On Fedora 21, with 3.17.6-300.fc21.x86_64, with iproute-3.16.0-3 (installed from rpm), ip -V: ip utility, iproute2-ss140804 Running in one terminal: ip monitor all And then running in a second terminal this sequence: ip link add br0 type bridge bridge vlan add vid 10 dev br0 self causes the "ip monitor all" to terminate, with "EOF on netlink". This happens also on older distros of Fedora (Fedora 20 and downward) with older kernels. It seems that the reason is that an skb->len is 0 for the netlink notification which is sent from with rtnl_notify() which is invoked from rtnl_bridge_notify(), which in turn is invoked from rtnl_bridge_setlink(). See: http://lxr.free-electrons.com/source/net/core/rtnetlink.c#L2773 Rami Rosen
The reason for the zero length message in this case is that the user is sending the setlink request to the bridge with self flag set. And since the getlink on the bridge device only returns bytes when its a bridge port, there are no bytes in the skb. There are two fixes needed: - one is the skb->len check - and fix bridge driver ndo_bridge_getlink to return correct vlan changes for the bridge device
pasting here more detailed comments from rami rosen on netdev list: For the sake of those who are interested in more implementation details and in the code walkthrough under such scenario, what happens when "bridge vlan add vid 1 dev br0 self" , you should follow this path: Look at rtnl_bridge_setlink() method, it is invoked in this case. http://lxr.free-electrons.com/source/net/core/rtnetlink.c#L2782 If the SELF flag is set it calls dev->netdev_ops->ndo_bridge_setlink() See: http://lxr.free-electrons.com/source/net/core/rtnetlink.c#L2840 and then it calls rtnl_bridge_notify() See: http://lxr.free-electrons.com/source/net/core/rtnetlink.c#L2850 Now, rtnl_bridge_notify() calls dev->netdev_ops->ndo_bridge_getlink() when the self flag is set. See: http://lxr.free-electrons.com/source/net/core/rtnetlink.c#L2767 Now, when running the "bridge vlan add" on a bridge device like we do (and **not on a bridge port**) then the dev variable is an instance of a software bridge. So this calls the ndo_bridge_getlink() callback of the software bridge, which is br_getlink(): See: http://lxr.free-electrons.com/source/net/bridge/br_netlink.c#L205 Now, br_getlink() first checks if the device is a bridge port: struct net_bridge_port *port = br_port_get_rtnl(dev); And it returns 0 if not. So as a result, the skb->len is 0 and an empty notification is sent. And when the rtneltnlink socket, which is opened by "ip monitor all" and listens to netlink messages, receives an empty notification it terminates with the "EOF" message (as mentioned in the bugzilla link).
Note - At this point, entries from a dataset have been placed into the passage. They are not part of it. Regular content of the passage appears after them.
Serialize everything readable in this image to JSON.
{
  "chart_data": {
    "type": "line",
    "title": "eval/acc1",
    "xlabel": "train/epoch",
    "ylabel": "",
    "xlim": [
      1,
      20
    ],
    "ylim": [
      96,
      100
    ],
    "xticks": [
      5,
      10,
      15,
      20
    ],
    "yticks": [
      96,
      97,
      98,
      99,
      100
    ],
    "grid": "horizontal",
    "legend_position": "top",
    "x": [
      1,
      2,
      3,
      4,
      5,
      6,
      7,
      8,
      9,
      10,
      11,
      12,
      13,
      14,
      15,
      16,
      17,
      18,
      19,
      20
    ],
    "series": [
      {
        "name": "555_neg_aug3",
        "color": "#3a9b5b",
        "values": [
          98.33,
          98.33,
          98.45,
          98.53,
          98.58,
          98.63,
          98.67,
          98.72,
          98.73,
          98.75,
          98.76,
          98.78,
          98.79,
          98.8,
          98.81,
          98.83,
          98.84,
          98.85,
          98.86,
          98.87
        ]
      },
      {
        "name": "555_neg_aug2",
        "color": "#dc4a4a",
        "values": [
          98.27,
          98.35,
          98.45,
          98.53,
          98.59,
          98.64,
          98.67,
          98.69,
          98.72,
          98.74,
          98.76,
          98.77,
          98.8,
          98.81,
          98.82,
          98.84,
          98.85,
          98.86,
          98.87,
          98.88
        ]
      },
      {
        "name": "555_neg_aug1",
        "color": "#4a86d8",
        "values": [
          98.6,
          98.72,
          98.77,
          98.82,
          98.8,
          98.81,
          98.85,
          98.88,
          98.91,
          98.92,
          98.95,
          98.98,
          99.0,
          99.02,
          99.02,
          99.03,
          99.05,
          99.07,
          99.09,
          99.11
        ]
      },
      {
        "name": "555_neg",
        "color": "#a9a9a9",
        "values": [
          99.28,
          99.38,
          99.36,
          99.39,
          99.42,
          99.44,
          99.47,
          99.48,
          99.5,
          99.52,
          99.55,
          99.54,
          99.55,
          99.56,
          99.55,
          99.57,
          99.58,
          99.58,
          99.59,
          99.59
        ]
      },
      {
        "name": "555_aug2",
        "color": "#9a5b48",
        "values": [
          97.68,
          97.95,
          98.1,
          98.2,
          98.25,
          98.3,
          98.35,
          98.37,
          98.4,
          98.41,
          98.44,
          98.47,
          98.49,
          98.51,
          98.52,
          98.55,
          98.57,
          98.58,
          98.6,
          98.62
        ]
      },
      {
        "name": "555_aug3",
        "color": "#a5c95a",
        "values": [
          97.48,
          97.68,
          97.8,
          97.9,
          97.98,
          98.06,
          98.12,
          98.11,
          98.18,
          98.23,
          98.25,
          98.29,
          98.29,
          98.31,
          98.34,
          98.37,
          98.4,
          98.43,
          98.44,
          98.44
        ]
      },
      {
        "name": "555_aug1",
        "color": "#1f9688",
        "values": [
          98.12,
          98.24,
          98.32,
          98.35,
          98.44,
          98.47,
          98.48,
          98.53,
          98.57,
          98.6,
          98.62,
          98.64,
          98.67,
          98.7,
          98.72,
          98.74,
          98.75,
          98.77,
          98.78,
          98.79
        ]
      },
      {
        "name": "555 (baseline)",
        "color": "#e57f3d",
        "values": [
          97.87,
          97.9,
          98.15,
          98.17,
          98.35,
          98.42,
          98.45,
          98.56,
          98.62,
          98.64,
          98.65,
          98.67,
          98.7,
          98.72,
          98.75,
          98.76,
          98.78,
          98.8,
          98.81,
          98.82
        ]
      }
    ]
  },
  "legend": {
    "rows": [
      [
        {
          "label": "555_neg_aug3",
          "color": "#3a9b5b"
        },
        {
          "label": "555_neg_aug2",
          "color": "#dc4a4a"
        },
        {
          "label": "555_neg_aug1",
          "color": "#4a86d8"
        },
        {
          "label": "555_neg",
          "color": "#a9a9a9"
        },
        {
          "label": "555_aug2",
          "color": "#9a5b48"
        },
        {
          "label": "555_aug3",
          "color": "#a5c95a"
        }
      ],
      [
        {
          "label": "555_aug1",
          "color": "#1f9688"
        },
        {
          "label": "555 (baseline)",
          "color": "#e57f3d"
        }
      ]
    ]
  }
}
It seems to me that this BUG should be closed. The following patch from Roopa Parbhu fixed it: http://www.spinics.net/lists/netdev/msg314256.html This BUG id is mentioned in the commit message as the reason for submitting it. This patch was integrated already in 3.19. I tested the same scenario on 4.4 and the problem mentioned in the BUG description did not occur. So unless I will get an objection within 24 hours, I intend to close it. Regards, Rami Rosen Intel Corporation
As said yesterday, I am changing the status to "RESOLVED", as the following patch from Roopa Parbhu fixed it: http://www.spinics.net/lists/netdev/msg314256.html Rami Rosen Intel Corporation
Closing the BUG Rami Rosen Intel Corporation